Over four million Syrians have abandoned their homes in Syria after violence forced them to flee. The vast majority are in the neighboring countries of Lebanon, Turkey, and Jordan. The UN’s refugee agency has resettled displaced Syrians to an additional 29 countries. The six Gulf countries—Bahrain, Saudi Arabia, United Arab Emirates, Oman, and Qatar—have accepted none.
A cartoon criticizing their inaction had over 16,000 Facebook shares.
A 2014 report from Amnesty found that the six countries looked at only five applications for asylum from Syrians and rejected them all. By contrast, Turkey is currently host to roughly 1.6 million Syrians. Lebanon, a small country with a weak infrastructure, is host to over one million, now a quarter of the country’s population.
None of the embassies for the six Gulf countries were available for comment when Vocativ contacted them.
Many of the Gulf countries have donated considerable amounts of money to the U.N. to assist Syrian refugees. In 2013, they gave a total of $910 million to help alleviate the crisis and in 2014 Saudi Arabia gave more than $90 million to the UNHCR. Kuwait this week extended their long-term visas for Syrians working in the country, potentially affecting up to 120,000 Syrian migrants.
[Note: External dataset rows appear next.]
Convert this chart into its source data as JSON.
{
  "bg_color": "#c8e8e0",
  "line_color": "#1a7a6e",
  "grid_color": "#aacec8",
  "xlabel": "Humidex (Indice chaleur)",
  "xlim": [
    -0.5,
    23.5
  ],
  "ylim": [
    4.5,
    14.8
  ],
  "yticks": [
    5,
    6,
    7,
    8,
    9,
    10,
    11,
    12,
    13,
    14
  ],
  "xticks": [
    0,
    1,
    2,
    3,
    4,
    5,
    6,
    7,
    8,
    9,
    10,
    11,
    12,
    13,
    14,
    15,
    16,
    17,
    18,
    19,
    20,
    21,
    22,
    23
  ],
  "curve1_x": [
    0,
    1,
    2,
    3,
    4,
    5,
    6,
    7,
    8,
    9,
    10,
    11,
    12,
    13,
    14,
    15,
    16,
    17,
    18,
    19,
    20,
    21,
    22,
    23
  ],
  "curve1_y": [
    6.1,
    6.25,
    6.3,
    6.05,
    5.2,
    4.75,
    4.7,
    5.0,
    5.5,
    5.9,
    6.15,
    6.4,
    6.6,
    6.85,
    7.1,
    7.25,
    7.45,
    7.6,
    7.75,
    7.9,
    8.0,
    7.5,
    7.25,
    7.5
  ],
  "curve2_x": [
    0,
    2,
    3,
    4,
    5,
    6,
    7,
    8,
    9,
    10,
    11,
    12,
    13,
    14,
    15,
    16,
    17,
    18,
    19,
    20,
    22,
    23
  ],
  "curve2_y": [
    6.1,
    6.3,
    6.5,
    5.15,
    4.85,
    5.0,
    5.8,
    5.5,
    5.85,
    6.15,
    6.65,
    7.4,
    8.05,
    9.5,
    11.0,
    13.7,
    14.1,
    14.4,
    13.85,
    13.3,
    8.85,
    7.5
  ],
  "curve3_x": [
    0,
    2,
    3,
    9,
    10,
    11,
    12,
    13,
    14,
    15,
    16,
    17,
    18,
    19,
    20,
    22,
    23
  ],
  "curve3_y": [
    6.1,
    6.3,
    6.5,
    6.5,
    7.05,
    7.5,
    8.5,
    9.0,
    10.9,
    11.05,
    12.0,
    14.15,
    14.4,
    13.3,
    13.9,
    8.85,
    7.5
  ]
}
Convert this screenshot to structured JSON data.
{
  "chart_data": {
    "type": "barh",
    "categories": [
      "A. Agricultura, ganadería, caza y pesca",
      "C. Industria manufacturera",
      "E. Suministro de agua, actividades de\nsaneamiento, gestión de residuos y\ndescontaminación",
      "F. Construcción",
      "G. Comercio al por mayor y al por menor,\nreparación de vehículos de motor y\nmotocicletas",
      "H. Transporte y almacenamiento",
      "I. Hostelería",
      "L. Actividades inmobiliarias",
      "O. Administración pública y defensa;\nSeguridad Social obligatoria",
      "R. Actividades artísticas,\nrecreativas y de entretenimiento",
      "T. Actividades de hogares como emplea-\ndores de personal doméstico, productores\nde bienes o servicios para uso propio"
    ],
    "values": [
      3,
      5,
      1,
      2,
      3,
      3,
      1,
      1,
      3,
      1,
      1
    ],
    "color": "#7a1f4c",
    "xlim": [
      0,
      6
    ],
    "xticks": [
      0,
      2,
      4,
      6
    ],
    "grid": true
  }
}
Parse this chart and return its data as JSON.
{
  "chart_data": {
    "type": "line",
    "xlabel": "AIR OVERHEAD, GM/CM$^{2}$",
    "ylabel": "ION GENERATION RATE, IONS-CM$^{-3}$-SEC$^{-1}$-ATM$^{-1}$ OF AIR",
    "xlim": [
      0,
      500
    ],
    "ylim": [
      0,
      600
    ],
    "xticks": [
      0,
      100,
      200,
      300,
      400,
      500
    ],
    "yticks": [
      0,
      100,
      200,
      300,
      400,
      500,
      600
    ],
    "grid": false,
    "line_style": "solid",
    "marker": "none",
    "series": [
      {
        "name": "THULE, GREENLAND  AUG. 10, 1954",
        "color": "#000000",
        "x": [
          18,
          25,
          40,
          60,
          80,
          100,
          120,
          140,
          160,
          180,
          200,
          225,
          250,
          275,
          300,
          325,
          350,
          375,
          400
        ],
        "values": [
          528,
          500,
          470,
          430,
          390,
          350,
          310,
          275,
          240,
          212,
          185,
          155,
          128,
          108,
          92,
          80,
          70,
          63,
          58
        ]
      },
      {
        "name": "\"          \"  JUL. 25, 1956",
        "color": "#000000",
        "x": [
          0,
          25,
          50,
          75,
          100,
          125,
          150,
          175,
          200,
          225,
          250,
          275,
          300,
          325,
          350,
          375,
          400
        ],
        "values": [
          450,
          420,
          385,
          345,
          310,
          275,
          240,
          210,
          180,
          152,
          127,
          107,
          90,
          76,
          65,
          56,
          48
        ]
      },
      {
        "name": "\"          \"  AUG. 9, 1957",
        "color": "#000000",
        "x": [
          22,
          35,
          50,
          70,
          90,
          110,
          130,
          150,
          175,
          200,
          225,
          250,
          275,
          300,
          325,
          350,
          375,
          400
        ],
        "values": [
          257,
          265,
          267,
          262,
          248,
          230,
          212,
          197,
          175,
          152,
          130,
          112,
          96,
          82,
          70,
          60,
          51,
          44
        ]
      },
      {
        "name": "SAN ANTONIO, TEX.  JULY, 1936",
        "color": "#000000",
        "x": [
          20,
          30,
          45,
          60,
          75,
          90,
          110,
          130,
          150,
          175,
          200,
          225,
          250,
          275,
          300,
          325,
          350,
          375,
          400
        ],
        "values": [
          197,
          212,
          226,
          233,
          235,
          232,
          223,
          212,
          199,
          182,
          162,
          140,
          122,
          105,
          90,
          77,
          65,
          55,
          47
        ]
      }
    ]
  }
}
Some citizens in Gulf countries have taken to social media to criticize their region’s lack of action.
#Welcoming_Syria's_refugees_is_a_Gulf_duty we Arabs are a disgrace. My heart aches.
— Mirna Almaz (@AlmazMirna) September 3, 2015
“There is a whole lot of countries burying their heads in the sand and hoping the crisis will get better,” said Elsayed-Ali. “But the last several years has shown us that it won’t.”